I could see Lucy Lidlow just beyond Debbie's shoulder, through the glass of the window, reaching down to run her substance-less fingers through the water at her feet. The puddle didn't respond, it stayed as still as a sheet of ice.

"Saffy!" I winced as though I'd been slapped. Debbie was gaping at me. "You're doing it again. What's wrong with you?"

"I'm gonna throw up," I muttered.

"This is exactly what I was talking about, Saff- wait, what did you say?"

But I was already hurtling around the bar and towards the bathroom. I could feel the bile catapulting up my gullet and blistering my throat even as I threw myself through the doors to the girls' toilets and into an empty cubicle. I'd barely eaten anything since lunchtime, but somehow I managed to churn up whatever was in my stomach until the tears burned their way down my cheeks and my throat felt as though I'd swallowed battery acid.

Lucy Lidlow was dancing in the car park. The same Lucy Lidlow who had been missing for the past couple of weeks, who's angelic little face was stamped to every lamppost and bus-stop in town and across the entire county. Somebody should run out to the car park and bring her inside, and then Bev could ring the police station and the whole ordeal would be over, that was what I kept thinking to myself.

Except that was a ridiculous notion, because anybody else looking out the window would have seen an empty car park.

The blood ran cold in my veins as the realisation dawned. The real Lucy Lidlow wasn't dancing about outside. That was only a figment of her, a memory, the colours of her face and her clothes painted across the air for those sensitive enough to see. Which meant that the real Lucy Lidlow was somewhere else, perhaps not all that far away, cold and lifeless and alone in the night.

This was all too much. I thrust my head into the toilet bowl again just as the vomit surged up my throat.

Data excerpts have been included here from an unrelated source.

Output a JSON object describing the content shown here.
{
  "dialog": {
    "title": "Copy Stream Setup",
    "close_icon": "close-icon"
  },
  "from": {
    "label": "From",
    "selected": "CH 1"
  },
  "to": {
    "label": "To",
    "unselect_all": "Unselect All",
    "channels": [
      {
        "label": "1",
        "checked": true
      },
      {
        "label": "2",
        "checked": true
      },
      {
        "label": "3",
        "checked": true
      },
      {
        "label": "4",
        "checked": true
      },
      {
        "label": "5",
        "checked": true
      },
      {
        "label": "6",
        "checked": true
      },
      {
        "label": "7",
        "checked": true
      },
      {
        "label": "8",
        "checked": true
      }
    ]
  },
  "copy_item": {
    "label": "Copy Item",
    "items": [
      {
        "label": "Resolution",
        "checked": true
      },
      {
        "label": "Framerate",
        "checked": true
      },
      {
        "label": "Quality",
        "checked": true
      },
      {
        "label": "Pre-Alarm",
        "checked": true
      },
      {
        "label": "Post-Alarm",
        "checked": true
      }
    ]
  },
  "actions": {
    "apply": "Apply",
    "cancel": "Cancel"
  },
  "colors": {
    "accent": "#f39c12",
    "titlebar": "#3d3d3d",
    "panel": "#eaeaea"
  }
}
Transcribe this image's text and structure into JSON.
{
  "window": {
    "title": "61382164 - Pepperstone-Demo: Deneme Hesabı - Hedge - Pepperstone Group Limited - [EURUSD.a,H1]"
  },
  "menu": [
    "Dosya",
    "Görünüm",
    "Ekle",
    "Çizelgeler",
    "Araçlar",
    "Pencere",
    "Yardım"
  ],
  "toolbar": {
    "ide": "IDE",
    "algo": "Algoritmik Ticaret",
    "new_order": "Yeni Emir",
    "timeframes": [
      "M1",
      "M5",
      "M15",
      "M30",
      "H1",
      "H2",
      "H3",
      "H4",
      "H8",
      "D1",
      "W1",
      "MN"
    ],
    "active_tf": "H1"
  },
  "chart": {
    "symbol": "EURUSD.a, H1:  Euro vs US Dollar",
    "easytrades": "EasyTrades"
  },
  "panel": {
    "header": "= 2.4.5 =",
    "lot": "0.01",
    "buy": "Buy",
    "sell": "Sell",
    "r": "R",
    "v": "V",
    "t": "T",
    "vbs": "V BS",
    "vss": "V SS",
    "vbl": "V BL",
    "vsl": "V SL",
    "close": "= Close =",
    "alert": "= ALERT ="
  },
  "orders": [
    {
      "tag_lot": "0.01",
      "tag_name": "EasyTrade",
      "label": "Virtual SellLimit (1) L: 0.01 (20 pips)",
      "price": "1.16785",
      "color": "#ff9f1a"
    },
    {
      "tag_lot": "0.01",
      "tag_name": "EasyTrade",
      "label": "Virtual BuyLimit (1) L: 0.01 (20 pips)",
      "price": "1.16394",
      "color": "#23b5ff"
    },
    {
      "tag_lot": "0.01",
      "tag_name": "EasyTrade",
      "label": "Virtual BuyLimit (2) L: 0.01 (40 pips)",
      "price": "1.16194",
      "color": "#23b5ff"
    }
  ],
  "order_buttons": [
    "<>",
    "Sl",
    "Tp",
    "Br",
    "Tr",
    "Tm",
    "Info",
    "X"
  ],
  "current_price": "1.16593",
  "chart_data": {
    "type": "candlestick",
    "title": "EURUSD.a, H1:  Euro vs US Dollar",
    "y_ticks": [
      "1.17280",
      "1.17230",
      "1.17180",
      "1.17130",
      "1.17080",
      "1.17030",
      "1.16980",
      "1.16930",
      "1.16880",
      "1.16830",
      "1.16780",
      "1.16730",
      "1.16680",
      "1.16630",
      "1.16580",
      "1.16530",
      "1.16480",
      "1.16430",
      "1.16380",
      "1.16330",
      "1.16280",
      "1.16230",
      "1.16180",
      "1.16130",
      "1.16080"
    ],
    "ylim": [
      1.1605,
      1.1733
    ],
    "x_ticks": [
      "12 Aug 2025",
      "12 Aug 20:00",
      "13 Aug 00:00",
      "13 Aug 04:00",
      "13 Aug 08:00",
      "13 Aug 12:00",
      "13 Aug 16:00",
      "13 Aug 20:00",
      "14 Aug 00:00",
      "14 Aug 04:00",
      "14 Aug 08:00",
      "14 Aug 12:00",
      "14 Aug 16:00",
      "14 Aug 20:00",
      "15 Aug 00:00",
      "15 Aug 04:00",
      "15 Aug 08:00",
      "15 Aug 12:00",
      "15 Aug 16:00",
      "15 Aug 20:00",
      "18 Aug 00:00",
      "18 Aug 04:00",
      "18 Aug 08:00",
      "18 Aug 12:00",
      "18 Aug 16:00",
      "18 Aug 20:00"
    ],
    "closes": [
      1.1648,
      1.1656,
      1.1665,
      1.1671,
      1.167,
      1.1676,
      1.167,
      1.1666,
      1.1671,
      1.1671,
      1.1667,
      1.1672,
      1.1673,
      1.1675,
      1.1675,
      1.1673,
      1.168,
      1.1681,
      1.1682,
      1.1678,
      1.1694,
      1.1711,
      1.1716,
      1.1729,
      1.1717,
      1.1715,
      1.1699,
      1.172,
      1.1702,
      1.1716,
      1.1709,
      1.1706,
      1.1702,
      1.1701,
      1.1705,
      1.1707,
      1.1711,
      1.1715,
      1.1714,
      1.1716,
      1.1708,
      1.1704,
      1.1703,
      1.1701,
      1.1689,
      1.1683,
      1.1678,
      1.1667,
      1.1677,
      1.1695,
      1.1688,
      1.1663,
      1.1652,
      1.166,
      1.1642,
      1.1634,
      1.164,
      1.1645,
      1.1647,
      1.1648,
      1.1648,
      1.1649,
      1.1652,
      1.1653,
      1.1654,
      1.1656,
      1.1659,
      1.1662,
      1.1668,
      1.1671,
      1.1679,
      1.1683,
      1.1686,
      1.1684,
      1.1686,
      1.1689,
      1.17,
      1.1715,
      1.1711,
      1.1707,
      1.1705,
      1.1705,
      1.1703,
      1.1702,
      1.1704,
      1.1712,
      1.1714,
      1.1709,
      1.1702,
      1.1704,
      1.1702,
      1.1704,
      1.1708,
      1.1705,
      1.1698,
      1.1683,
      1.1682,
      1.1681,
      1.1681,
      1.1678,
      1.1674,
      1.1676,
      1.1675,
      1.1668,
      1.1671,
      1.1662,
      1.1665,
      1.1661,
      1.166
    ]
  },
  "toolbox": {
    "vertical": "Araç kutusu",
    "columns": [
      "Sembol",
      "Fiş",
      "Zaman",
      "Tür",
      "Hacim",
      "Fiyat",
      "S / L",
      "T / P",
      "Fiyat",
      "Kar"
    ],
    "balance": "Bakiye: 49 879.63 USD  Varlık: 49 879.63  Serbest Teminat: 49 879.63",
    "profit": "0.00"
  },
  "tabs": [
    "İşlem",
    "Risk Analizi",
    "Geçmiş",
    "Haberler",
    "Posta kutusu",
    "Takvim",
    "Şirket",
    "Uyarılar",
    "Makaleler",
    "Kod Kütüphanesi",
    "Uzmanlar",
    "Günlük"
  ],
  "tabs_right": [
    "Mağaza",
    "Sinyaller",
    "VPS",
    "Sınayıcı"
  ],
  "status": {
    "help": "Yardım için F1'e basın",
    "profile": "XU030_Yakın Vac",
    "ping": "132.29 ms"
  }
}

When I resurfaced, there was a noticeable shift in the air. I'd felt it so many times before that it almost seemed like instinct, like an innate radar that nobody else could tune in to.

Mona stepped through the cubicle door, blocking the obscene graffiti that was scrawled across it. She wore an expression of concern that was cartoon-like, too colourful.

"Poor Saffy," she crooned, "you look terrible. Whatever's the matter?"

I wiped my hand at the corner of my mouth. "Don't pretend like you didn't see her, Mona."

"Oh, so what! The poor little girl is dead," she huffed. "Boo-hoo, let's all pity her."

I gawped at her, stunned by her cruelty. "Mona! How could you say that? What about her family? What about the investigation surrounding her and the other missing-" I froze mid-sentence. I hadn't thought about the three other people who'd gone missing over the last couple of weeks. Were they all connected, somehow? Had they met the same fate as Lucy, whatever that had been?

Mona bit her lip and scowled. "Fine, I'm sorry. I didn't mean that. I guess I'm just immune to all of this stuff. But I am sorry that you saw what you saw."

"So you knew?"

"Huh?"

"You knew?" I repeated. "That Lucy Lidlow was dead? And you didn't tell me?"